As the US, European powers, and Saudi Arabia accuse Iran of being responsible for an attack on key Saudi oil facilities, Iran’s most senior military commander on Tuesday warned that any army invading his country will be defeated and taken captive.
Following the attack, which Iran denies responsibility for, Tehran has cautioned the US and its allies that retaliation would result in a major regional conflict.
Addressing an open session of parliament, armed forces chief of staff Major General Mohammad Baqeri claimed potential enemies fear Iran’s military might and therefore have resorted to economic warfare instead, an apparent reference to strict US sanctions squeezing the country.
“We have repeatedly warned the enemies that if they invade this country, they will be treated like the American drone and the British oil tanker, and that the result of this invasion will be captivity and defeat,” Baqeri said, according to a report on his remarks from Iran’s Tasnim news agency.
He was referring to a US surveillance drone shot down by Iran in June, and a British tanker that Iran seized after an Iranian tanker was detained off the coast of Gibraltar at the request of the UK. Both tankers have since been released.
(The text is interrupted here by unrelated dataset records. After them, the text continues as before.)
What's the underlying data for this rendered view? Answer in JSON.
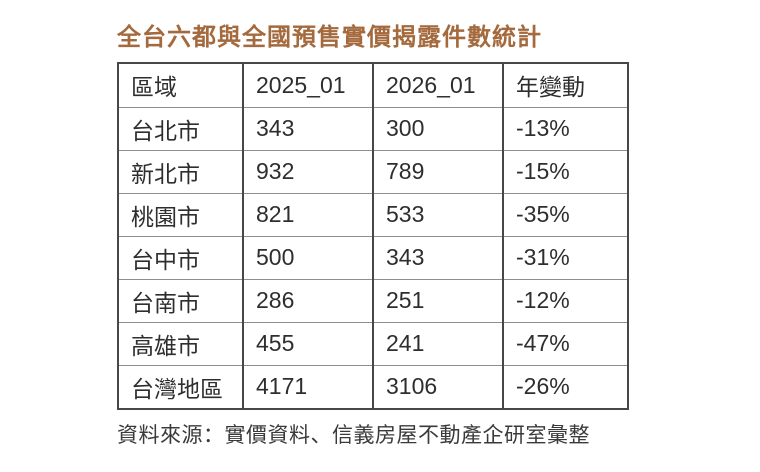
{
  "chart_data": {
    "type": "table",
    "title": "全台六都與全國預售實價揭露件數統計",
    "columns": [
      "區域",
      "2025_01",
      "2026_01",
      "年變動"
    ],
    "rows": [
      [
        "台北市",
        "343",
        "300",
        "-13%"
      ],
      [
        "新北市",
        "932",
        "789",
        "-15%"
      ],
      [
        "桃園市",
        "821",
        "533",
        "-35%"
      ],
      [
        "台中市",
        "500",
        "343",
        "-31%"
      ],
      [
        "台南市",
        "286",
        "251",
        "-12%"
      ],
      [
        "高雄市",
        "455",
        "241",
        "-47%"
      ],
      [
        "台灣地區",
        "4171",
        "3106",
        "-26%"
      ]
    ],
    "source": "資料來源：實價資料、信義房屋不動產企研室彙整"
  },
  "colors": {
    "title": "#A4693C",
    "border_dark": "#474747",
    "border_light": "#8e8e8e",
    "cell_text": "#2e2e2e",
    "source_text": "#3a3a3a",
    "background": "#ffffff"
  }
}
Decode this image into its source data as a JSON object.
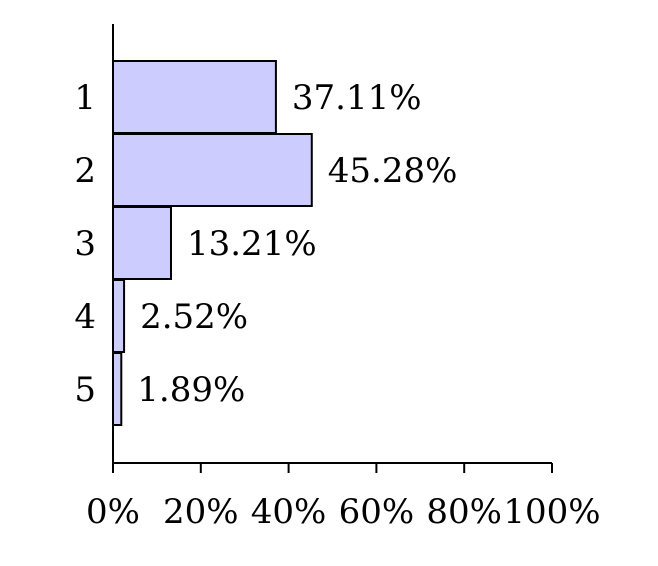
{
  "chart_data": {
    "type": "bar",
    "orientation": "horizontal",
    "categories": [
      "1",
      "2",
      "3",
      "4",
      "5"
    ],
    "values": [
      37.11,
      45.28,
      13.21,
      2.52,
      1.89
    ],
    "data_labels": [
      "37.11%",
      "45.28%",
      "13.21%",
      "2.52%",
      "1.89%"
    ],
    "title": "",
    "xlabel": "",
    "ylabel": "",
    "xlim": [
      0,
      100
    ],
    "x_ticks": [
      0,
      20,
      40,
      60,
      80,
      100
    ],
    "x_tick_labels": [
      "0%",
      "20%",
      "40%",
      "60%",
      "80%",
      "100%"
    ],
    "grid": false,
    "legend": "none",
    "bar_color": "#ccccff",
    "bar_edge_color": "#000000"
  }
}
— Tasnim News Agency (@Tasnimnews_EN) September 24, 2019
“Today, enemies, who are fearful of a war with Iran, have taken the path of economic terrorism,” he said. On Friday the Trump administration slapped more sanctions on the country, including on the Central Bank of Iran.
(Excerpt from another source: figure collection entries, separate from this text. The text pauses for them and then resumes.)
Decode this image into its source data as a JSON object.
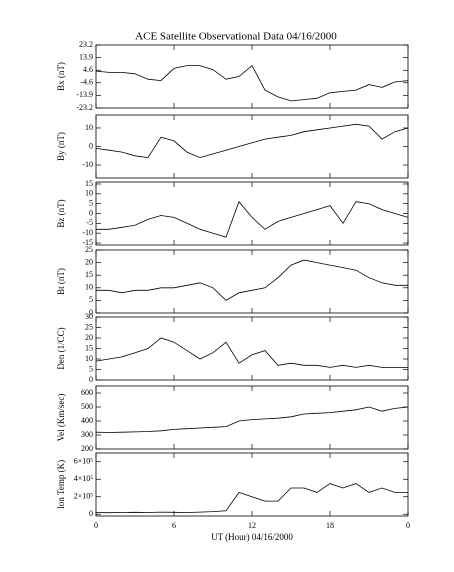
{
  "chart_data": [
    {
      "type": "line",
      "title": "ACE Satellite Observational Data   04/16/2000",
      "ylabel": "Bx (nT)",
      "x": [
        0,
        1,
        2,
        3,
        4,
        5,
        6,
        7,
        8,
        9,
        10,
        11,
        12,
        13,
        14,
        15,
        16,
        17,
        18,
        19,
        20,
        21,
        22,
        23,
        24
      ],
      "values": [
        4,
        3,
        3,
        2,
        -2,
        -3,
        6,
        8,
        8,
        5,
        -2,
        0,
        8,
        -10,
        -15,
        -18,
        -17,
        -16,
        -12,
        -11,
        -10,
        -6,
        -8,
        -4,
        -3
      ],
      "xlim": [
        0,
        24
      ],
      "xticks": [
        0,
        6,
        12,
        18,
        {
          "value": 24,
          "label": "0"
        }
      ],
      "ylim": [
        -23.2,
        23.2
      ],
      "yticks": [
        23.2,
        13.9,
        4.6,
        -4.6,
        -13.9,
        -23.2
      ]
    },
    {
      "type": "line",
      "ylabel": "By (nT)",
      "x": [
        0,
        1,
        2,
        3,
        4,
        5,
        6,
        7,
        8,
        9,
        10,
        11,
        12,
        13,
        14,
        15,
        16,
        17,
        18,
        19,
        20,
        21,
        22,
        23,
        24
      ],
      "values": [
        -1,
        -2,
        -3,
        -5,
        -6,
        5,
        3,
        -3,
        -6,
        -4,
        -2,
        0,
        2,
        4,
        5,
        6,
        8,
        9,
        10,
        11,
        12,
        11,
        4,
        8,
        10
      ],
      "xlim": [
        0,
        24
      ],
      "xticks": [
        0,
        6,
        12,
        18,
        {
          "value": 24,
          "label": "0"
        }
      ],
      "ylim": [
        -17,
        17
      ],
      "yticks": [
        10,
        0,
        -10
      ]
    },
    {
      "type": "line",
      "ylabel": "Bz (nT)",
      "x": [
        0,
        1,
        2,
        3,
        4,
        5,
        6,
        7,
        8,
        9,
        10,
        11,
        12,
        13,
        14,
        15,
        16,
        17,
        18,
        19,
        20,
        21,
        22,
        23,
        24
      ],
      "values": [
        -8,
        -8,
        -7,
        -6,
        -3,
        -1,
        -2,
        -5,
        -8,
        -10,
        -12,
        6,
        -2,
        -8,
        -4,
        -2,
        0,
        2,
        4,
        -5,
        6,
        5,
        2,
        0,
        -2
      ],
      "xlim": [
        0,
        24
      ],
      "xticks": [
        0,
        6,
        12,
        18,
        {
          "value": 24,
          "label": "0"
        }
      ],
      "ylim": [
        -16,
        16
      ],
      "yticks": [
        15,
        10,
        5,
        0,
        -5,
        -10,
        -15
      ]
    },
    {
      "type": "line",
      "ylabel": "Bt (nT)",
      "x": [
        0,
        1,
        2,
        3,
        4,
        5,
        6,
        7,
        8,
        9,
        10,
        11,
        12,
        13,
        14,
        15,
        16,
        17,
        18,
        19,
        20,
        21,
        22,
        23,
        24
      ],
      "values": [
        9,
        9,
        8,
        9,
        9,
        10,
        10,
        11,
        12,
        10,
        5,
        8,
        9,
        10,
        14,
        19,
        21,
        20,
        19,
        18,
        17,
        14,
        12,
        11,
        11
      ],
      "xlim": [
        0,
        24
      ],
      "xticks": [
        0,
        6,
        12,
        18,
        {
          "value": 24,
          "label": "0"
        }
      ],
      "ylim": [
        0,
        25
      ],
      "yticks": [
        0,
        5,
        10,
        15,
        20,
        25
      ]
    },
    {
      "type": "line",
      "ylabel": "Den (1/CC)",
      "x": [
        0,
        1,
        2,
        3,
        4,
        5,
        6,
        7,
        8,
        9,
        10,
        11,
        12,
        13,
        14,
        15,
        16,
        17,
        18,
        19,
        20,
        21,
        22,
        23,
        24
      ],
      "values": [
        9,
        10,
        11,
        13,
        15,
        20,
        18,
        14,
        10,
        13,
        18,
        8,
        12,
        14,
        7,
        8,
        7,
        7,
        6,
        7,
        6,
        7,
        6,
        6,
        6
      ],
      "xlim": [
        0,
        24
      ],
      "xticks": [
        0,
        6,
        12,
        18,
        {
          "value": 24,
          "label": "0"
        }
      ],
      "ylim": [
        0,
        30
      ],
      "yticks": [
        0,
        5,
        10,
        15,
        20,
        25,
        30
      ]
    },
    {
      "type": "line",
      "ylabel": "Vel (Km/sec)",
      "x": [
        0,
        1,
        2,
        3,
        4,
        5,
        6,
        7,
        8,
        9,
        10,
        11,
        12,
        13,
        14,
        15,
        16,
        17,
        18,
        19,
        20,
        21,
        22,
        23,
        24
      ],
      "values": [
        320,
        318,
        320,
        322,
        325,
        330,
        340,
        345,
        350,
        355,
        360,
        400,
        410,
        415,
        420,
        430,
        450,
        455,
        460,
        470,
        480,
        500,
        470,
        490,
        500
      ],
      "xlim": [
        0,
        24
      ],
      "xticks": [
        0,
        6,
        12,
        18,
        {
          "value": 24,
          "label": "0"
        }
      ],
      "ylim": [
        200,
        650
      ],
      "yticks": [
        200,
        300,
        400,
        500,
        600
      ]
    },
    {
      "type": "line",
      "ylabel": "Ion Temp (K)",
      "xlabel": "UT (Hour)  04/16/2000",
      "x": [
        0,
        1,
        2,
        3,
        4,
        5,
        6,
        7,
        8,
        9,
        10,
        11,
        12,
        13,
        14,
        15,
        16,
        17,
        18,
        19,
        20,
        21,
        22,
        23,
        24
      ],
      "values": [
        20000,
        18000,
        20000,
        22000,
        20000,
        25000,
        22000,
        20000,
        25000,
        30000,
        40000,
        250000,
        200000,
        150000,
        150000,
        300000,
        300000,
        250000,
        350000,
        300000,
        350000,
        250000,
        300000,
        250000,
        250000
      ],
      "xlim": [
        0,
        24
      ],
      "xticks": [
        0,
        6,
        12,
        18,
        {
          "value": 24,
          "label": "0"
        }
      ],
      "ylim": [
        -20000,
        700000
      ],
      "yticks": [
        0,
        {
          "value": 200000,
          "label": "2×10⁵"
        },
        {
          "value": 400000,
          "label": "4×10⁵"
        },
        {
          "value": 600000,
          "label": "6×10⁵"
        }
      ]
    }
  ]
}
“We say to the neighboring countries that we have no enmity with you,” Baqeri said. “Countries like Saudi Arabia and the United Arab Emirates are Muslim countries that have lost their path and should side with Iran so that the regional security will be preserved.”
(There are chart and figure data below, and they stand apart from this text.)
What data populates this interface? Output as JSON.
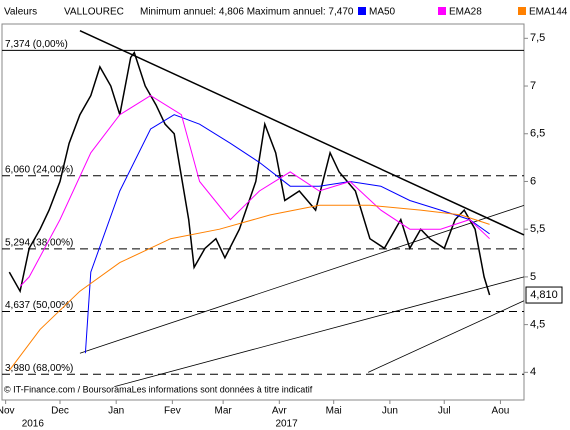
{
  "chart_data": {
    "type": "line",
    "header": {
      "field": "Valeurs",
      "title": "VALLOUREC",
      "range": "Minimum annuel: 4,806 Maximum annuel: 7,470"
    },
    "footer": "© IT-Finance.com / BoursoramaLes informations sont données à titre indicatif",
    "last_value": 4.81,
    "last_value_label": "4,810",
    "xlim": [
      -2,
      286
    ],
    "ylim": [
      3.71,
      7.65
    ],
    "xticks": [
      {
        "value": 0,
        "label": "Nov"
      },
      {
        "value": 30,
        "label": "Dec"
      },
      {
        "value": 61,
        "label": "Jan"
      },
      {
        "value": 92,
        "label": "Fev"
      },
      {
        "value": 120,
        "label": "Mar"
      },
      {
        "value": 151,
        "label": "Avr"
      },
      {
        "value": 181,
        "label": "Mai"
      },
      {
        "value": 212,
        "label": "Jun"
      },
      {
        "value": 242,
        "label": "Jul"
      },
      {
        "value": 273,
        "label": "Aou"
      }
    ],
    "years": [
      {
        "value": 15,
        "label": "2016"
      },
      {
        "value": 155,
        "label": "2017"
      }
    ],
    "yticks": [
      {
        "value": 4,
        "label": "4"
      },
      {
        "value": 4.5,
        "label": "4,5"
      },
      {
        "value": 5,
        "label": "5"
      },
      {
        "value": 5.5,
        "label": "5,5"
      },
      {
        "value": 6,
        "label": "6"
      },
      {
        "value": 6.5,
        "label": "6,5"
      },
      {
        "value": 7,
        "label": "7"
      },
      {
        "value": 7.5,
        "label": "7,5"
      }
    ],
    "levels": [
      {
        "value": 7.374,
        "label": "7,374 (0,00%)",
        "style": "solid"
      },
      {
        "value": 6.06,
        "label": "6,060 (24,00%)",
        "style": "dashed"
      },
      {
        "value": 5.294,
        "label": "5,294 (38,00%)",
        "style": "dashed"
      },
      {
        "value": 4.637,
        "label": "4,637 (50,00%)",
        "style": "dashed"
      },
      {
        "value": 3.98,
        "label": "3,980 (68,00%)",
        "style": "dashed"
      }
    ],
    "trendlines": [
      {
        "x": [
          41,
          286
        ],
        "values": [
          7.58,
          5.44
        ]
      },
      {
        "x": [
          41,
          286
        ],
        "values": [
          4.2,
          5.75
        ]
      },
      {
        "x": [
          60,
          286
        ],
        "values": [
          3.85,
          5.0
        ]
      },
      {
        "x": [
          200,
          286
        ],
        "values": [
          4.0,
          4.75
        ]
      }
    ],
    "series": [
      {
        "name": "VALLOUREC",
        "color": "#000000",
        "legend": false,
        "x": [
          2,
          8,
          13,
          19,
          24,
          30,
          35,
          41,
          47,
          52,
          58,
          63,
          69,
          71,
          77,
          83,
          88,
          93,
          101,
          104,
          110,
          116,
          121,
          129,
          138,
          143,
          149,
          154,
          162,
          171,
          179,
          184,
          193,
          201,
          209,
          218,
          223,
          229,
          234,
          242,
          248,
          253,
          259,
          264,
          267
        ],
        "values": [
          5.05,
          4.85,
          5.3,
          5.5,
          5.7,
          6.0,
          6.4,
          6.7,
          6.9,
          7.2,
          7.0,
          6.7,
          7.3,
          7.35,
          7.0,
          6.8,
          6.6,
          6.5,
          5.6,
          5.1,
          5.3,
          5.4,
          5.2,
          5.5,
          6.0,
          6.6,
          6.3,
          5.8,
          5.9,
          5.7,
          6.3,
          6.1,
          5.9,
          5.4,
          5.3,
          5.6,
          5.3,
          5.5,
          5.4,
          5.3,
          5.6,
          5.7,
          5.5,
          5.0,
          4.81
        ]
      },
      {
        "name": "MA50",
        "color": "#0000ff",
        "legend": true,
        "x": [
          44,
          47,
          63,
          80,
          93,
          107,
          124,
          140,
          157,
          173,
          190,
          207,
          223,
          240,
          256,
          267
        ],
        "values": [
          4.2,
          5.05,
          5.9,
          6.55,
          6.7,
          6.6,
          6.4,
          6.2,
          5.95,
          5.95,
          6.0,
          5.95,
          5.8,
          5.7,
          5.6,
          5.45
        ]
      },
      {
        "name": "EMA28",
        "color": "#ff00ff",
        "legend": true,
        "x": [
          8,
          13,
          30,
          47,
          63,
          80,
          97,
          107,
          124,
          140,
          157,
          173,
          190,
          207,
          223,
          240,
          256,
          267
        ],
        "values": [
          4.9,
          5.0,
          5.6,
          6.3,
          6.7,
          6.9,
          6.7,
          6.0,
          5.6,
          5.9,
          6.1,
          5.9,
          6.0,
          5.7,
          5.5,
          5.5,
          5.6,
          5.4
        ]
      },
      {
        "name": "EMA144",
        "color": "#ff8000",
        "legend": true,
        "x": [
          2,
          19,
          41,
          63,
          91,
          118,
          146,
          173,
          201,
          229,
          251,
          267
        ],
        "values": [
          4.02,
          4.45,
          4.85,
          5.15,
          5.4,
          5.5,
          5.65,
          5.75,
          5.75,
          5.7,
          5.65,
          5.55
        ]
      }
    ]
  }
}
Regional security comes from regional cooperation, Baqeri said, and offered to share Iran’s domestically developed military know-how with other Muslim countries.
Iran has denied responsibility for the September 14 drone and cruise missile attack on Saudi facilities that knocked out half of the kingdom’s oil production. Yemen’s Iranian-backed Houthi rebels claimed the strike, though analysts say the cruise missiles used didn’t have the range to have been fired from Yemen.
Saudi Arabia has said the attack was “unquestionably sponsored by Iran.” The US has gone further, alleging Iran carried out the attack as part of a campaign seeking to roil the region as American sanctions on its oil industry prevent it from selling crude oil abroad, as Tehran’s 2015 nuclear deal with world powers collapses.
After a meeting at the United Nations on Monday, French President Emmanuel Macron, British Prime Minister Boris Johnson and German Chancellor Angela Merkel said, “It is clear to us that Iran bears responsibility for this attack. There is no other plausible explanation.”
Iranian Foreign Minister Mohammad Javad Zarif last week warned that any retaliatory strike on Iran by the US or Saudi Arabia will result in “an all-out war.”
A Saudi-led coalition has battled the Houthis in Yemen since March 2015, a conflict that has killed tens of thousands of people and sparked what the UN describes as the world’s worst humanitarian crisis.
On Friday night, the head of the Houthis’ supreme political council said it was halting all drone and missile attacks on Saudi Arabia and awaiting a “positive response” from Saudi Arabia.